Jules Verne

On avait donc placé Michel Strogoff sur ce cheval, en lui mettant ironiquement les rênes à la main. Puis, à coups de fouet, à coups de pierres, en l'excitant par des cris, on le lança au galop.

L'animal, ne pouvant être maintenu en droite ligne par son cavalier, aveugle comme lui, tantôt se heurtait à quelque arbre, tantôt se jetait hors de la route. De là, des chocs, des chutes même qui pouvaient être extrêmement funestes.

Michel Strogoff ne protesta pas. Il ne fit pas entendre une plainte. Son cheval tombait-il, il attendait qu'on vînt le relever. On le relevait, en effet, et le cruel jeu continuait.

Nicolas, devant ces mauvais traitements, ne pouvait se contenir. Il voulait courir au secours de son compagnon. On l'arrêtait, on le brutalisait.

Enfin, ce jeu se fût longtemps prolongé, sans doute, et à la grande joie des Tartares, si un accident plus grave n'y eût mis fin.

A un certain moment, dans la journée du 10 septembre, le cheval aveugle s'emporta et courut droit à une fondrière, profonde de trente à quarante pieds, qui bordait la route.

Nicolas voulut s'élancer! On le retint. Le cheval, n'étant pas guidé, se précipita avec son cavalier dans cette fondrière.

Nadia et Nicolas poussèrent un cri d'épouvante!... Ils durent croire que leur malheureux compagnon avait été broyé dans cette chute!

Lorsqu'on alla le relever, Michel Strogoff, ayant pu se jeter hors de selle, n'avait aucune blessure, mais le malheureux cheval était rompu de deux jambes et hors de service.

On le laissa mourir là, sans même lui donner le coup de grâce, et Michel Strogoff, attaché à la selle d'un Tartare, dut suivre à pied le détachement.

Pas une plainte encore, pas une protestation! Il marcha d'un pas rapide, à peine tiré par cette corde qui le liait. C'était toujours «l'homme de fer» dont le général Kissoff avait parlé au czar!

Le lendemain, 11 septembre, le détachement franchissait la bourgade de Chibarlinskoë.

Alors un incident se produisit, qui devait avoir des conséquences très-graves.

La nuit était venue. Les cavaliers tartares, ayant fait halte, s'étaient plus ou moins enivrés. Ils allaient repartir.

Nadia, qui jusqu'alors, et comme par miracle, avait été respectée de ces soldats, fut insultée par l'un d'eux.

Michel Strogoff n'avait pu voir ni l'insulte, ni l'insulteur, mais Nicolas avait vu pour lui.

Alors, tranquillement, sans avoir réfléchi, sans peut-être avoir la conscience de son action, Nicolas alla droit au soldat, et, avant que celui-ci eût pu faire un mouvement pour l'arrêter, saisissant un pistolet aux fontes de sa selle, il le lui déchargea en pleine poitrine.

L'officier qui commandait le détachement accourut aussitôt au bruit de la détonation.

Les cavaliers allaient écharper le malheureux Nicolas, mais, à un signe de l'officier, on le garrotta, on le mit en travers sur un cheval, et le détachement repartit au galop.

La corde qui attachait Michel Strogoff, rongée par lui, se brisa dans l'élan inattendu du cheval, et son cavalier, à demi ivre, emporté dans une course rapide, ne s'en aperçut même pas.

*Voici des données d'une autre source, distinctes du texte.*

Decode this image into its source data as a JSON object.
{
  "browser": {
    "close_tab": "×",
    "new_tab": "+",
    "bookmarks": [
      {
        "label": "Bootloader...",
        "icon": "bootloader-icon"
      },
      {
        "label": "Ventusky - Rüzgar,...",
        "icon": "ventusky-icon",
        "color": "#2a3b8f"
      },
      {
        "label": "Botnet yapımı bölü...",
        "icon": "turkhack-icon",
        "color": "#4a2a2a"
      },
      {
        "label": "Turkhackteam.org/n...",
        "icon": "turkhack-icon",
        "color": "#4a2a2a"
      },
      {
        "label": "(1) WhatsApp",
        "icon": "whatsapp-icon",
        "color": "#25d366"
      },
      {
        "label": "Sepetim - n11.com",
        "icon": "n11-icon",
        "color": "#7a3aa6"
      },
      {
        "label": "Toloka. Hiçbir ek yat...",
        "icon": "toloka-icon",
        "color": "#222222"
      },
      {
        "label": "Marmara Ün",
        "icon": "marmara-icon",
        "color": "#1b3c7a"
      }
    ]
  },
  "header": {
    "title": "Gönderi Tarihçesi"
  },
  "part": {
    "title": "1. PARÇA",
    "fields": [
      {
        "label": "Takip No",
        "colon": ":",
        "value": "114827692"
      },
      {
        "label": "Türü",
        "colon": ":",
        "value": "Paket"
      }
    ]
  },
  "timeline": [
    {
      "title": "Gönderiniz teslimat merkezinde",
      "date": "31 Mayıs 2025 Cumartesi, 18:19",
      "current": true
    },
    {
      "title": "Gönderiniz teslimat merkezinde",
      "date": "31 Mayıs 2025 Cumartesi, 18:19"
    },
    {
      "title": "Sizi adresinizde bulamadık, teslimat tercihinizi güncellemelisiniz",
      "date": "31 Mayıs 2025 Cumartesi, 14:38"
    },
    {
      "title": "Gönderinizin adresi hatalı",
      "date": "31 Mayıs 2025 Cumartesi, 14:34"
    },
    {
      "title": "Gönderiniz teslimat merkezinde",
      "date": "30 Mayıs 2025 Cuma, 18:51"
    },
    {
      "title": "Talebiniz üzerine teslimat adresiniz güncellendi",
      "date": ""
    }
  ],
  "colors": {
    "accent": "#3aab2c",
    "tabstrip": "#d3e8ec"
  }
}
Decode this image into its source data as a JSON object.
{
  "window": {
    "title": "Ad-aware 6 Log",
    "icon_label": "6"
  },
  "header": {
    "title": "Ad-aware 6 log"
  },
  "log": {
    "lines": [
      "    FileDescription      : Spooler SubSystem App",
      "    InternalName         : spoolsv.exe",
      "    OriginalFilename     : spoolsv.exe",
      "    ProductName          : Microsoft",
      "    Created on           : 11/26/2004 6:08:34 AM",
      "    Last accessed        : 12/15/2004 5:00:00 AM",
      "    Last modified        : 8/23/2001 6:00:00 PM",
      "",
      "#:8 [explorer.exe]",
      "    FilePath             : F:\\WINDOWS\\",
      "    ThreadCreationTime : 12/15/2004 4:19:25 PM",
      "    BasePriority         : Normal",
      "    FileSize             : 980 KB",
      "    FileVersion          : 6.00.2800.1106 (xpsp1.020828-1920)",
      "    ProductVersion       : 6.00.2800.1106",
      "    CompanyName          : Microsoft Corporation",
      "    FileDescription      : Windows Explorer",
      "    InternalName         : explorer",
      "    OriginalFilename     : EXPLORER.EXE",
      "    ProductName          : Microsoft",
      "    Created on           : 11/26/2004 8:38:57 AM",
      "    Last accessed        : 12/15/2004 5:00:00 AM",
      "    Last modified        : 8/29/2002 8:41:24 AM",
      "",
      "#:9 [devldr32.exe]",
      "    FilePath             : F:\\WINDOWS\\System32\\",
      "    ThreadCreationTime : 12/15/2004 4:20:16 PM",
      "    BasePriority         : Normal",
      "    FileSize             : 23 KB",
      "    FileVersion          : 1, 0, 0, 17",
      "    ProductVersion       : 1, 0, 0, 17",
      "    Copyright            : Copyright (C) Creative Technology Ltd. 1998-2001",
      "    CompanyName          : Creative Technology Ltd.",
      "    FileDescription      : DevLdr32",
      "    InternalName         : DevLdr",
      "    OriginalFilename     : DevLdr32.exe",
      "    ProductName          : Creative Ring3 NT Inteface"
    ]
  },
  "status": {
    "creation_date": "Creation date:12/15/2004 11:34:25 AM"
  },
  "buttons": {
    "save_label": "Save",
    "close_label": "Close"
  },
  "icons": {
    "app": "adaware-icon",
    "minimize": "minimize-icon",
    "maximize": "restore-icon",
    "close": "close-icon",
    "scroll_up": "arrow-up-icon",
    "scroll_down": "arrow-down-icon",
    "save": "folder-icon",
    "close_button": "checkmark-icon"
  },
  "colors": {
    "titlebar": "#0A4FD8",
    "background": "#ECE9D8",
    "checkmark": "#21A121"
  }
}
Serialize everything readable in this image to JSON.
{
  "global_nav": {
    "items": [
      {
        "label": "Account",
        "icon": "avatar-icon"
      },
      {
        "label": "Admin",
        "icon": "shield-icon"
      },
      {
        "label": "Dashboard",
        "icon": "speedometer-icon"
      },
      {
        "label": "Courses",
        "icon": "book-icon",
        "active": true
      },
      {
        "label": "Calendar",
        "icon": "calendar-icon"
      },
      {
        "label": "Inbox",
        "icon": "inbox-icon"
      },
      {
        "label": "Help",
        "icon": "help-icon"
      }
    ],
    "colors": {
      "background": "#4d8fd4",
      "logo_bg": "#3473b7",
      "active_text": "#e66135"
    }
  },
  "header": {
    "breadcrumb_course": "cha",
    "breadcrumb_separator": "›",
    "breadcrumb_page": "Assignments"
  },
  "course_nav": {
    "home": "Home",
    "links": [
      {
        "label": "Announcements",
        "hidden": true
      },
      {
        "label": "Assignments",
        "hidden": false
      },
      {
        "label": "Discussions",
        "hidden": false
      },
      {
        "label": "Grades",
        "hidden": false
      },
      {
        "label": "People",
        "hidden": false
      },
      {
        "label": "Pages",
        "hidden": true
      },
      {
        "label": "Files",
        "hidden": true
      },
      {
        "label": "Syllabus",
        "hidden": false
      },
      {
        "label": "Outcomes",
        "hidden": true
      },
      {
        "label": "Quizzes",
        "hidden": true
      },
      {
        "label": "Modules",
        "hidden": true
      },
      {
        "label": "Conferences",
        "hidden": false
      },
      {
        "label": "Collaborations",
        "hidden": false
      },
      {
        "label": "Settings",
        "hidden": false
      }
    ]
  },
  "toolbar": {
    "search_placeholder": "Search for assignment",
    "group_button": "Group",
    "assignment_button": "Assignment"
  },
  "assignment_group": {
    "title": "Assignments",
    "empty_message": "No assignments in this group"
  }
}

Michel Strogoff et Nadia se trouvèrent seuls sur la route.

CHAPITRE IX

DANS LA STEPPE.

Michel Strogoff et Nadia étaient donc libres encore une fois, ainsi qu'ils l'avaient été pendant le trajet de Perm aux rives de l'Irtyche. Mais combien les conditions du voyage étaient changées! Alors, un confortable tarentass, des attelages fréquemment renouvelés, des relais de poste bien entretenus, leur assuraient la rapidité du voyage. Maintenant, ils étaient à pied, dans l'impossibilité de se procurer aucun moyen de locomotion, sans ressource, ne sachant même comment subvenir aux moindres besoins de la vie, et il leur restait encore quatre cents verstes à faire! Et, de plus, Michel Strogoff ne voyait plus que par les yeux de Nadia.

Quant à cet ami que leur avait donné le hasard, ils venaient de le perdre dans les plus funestes circonstances.

Michel Strogoff s'était jeté sur le talus de la route. Nadia, debout, attendait un mot de lui pour se remettre en marche.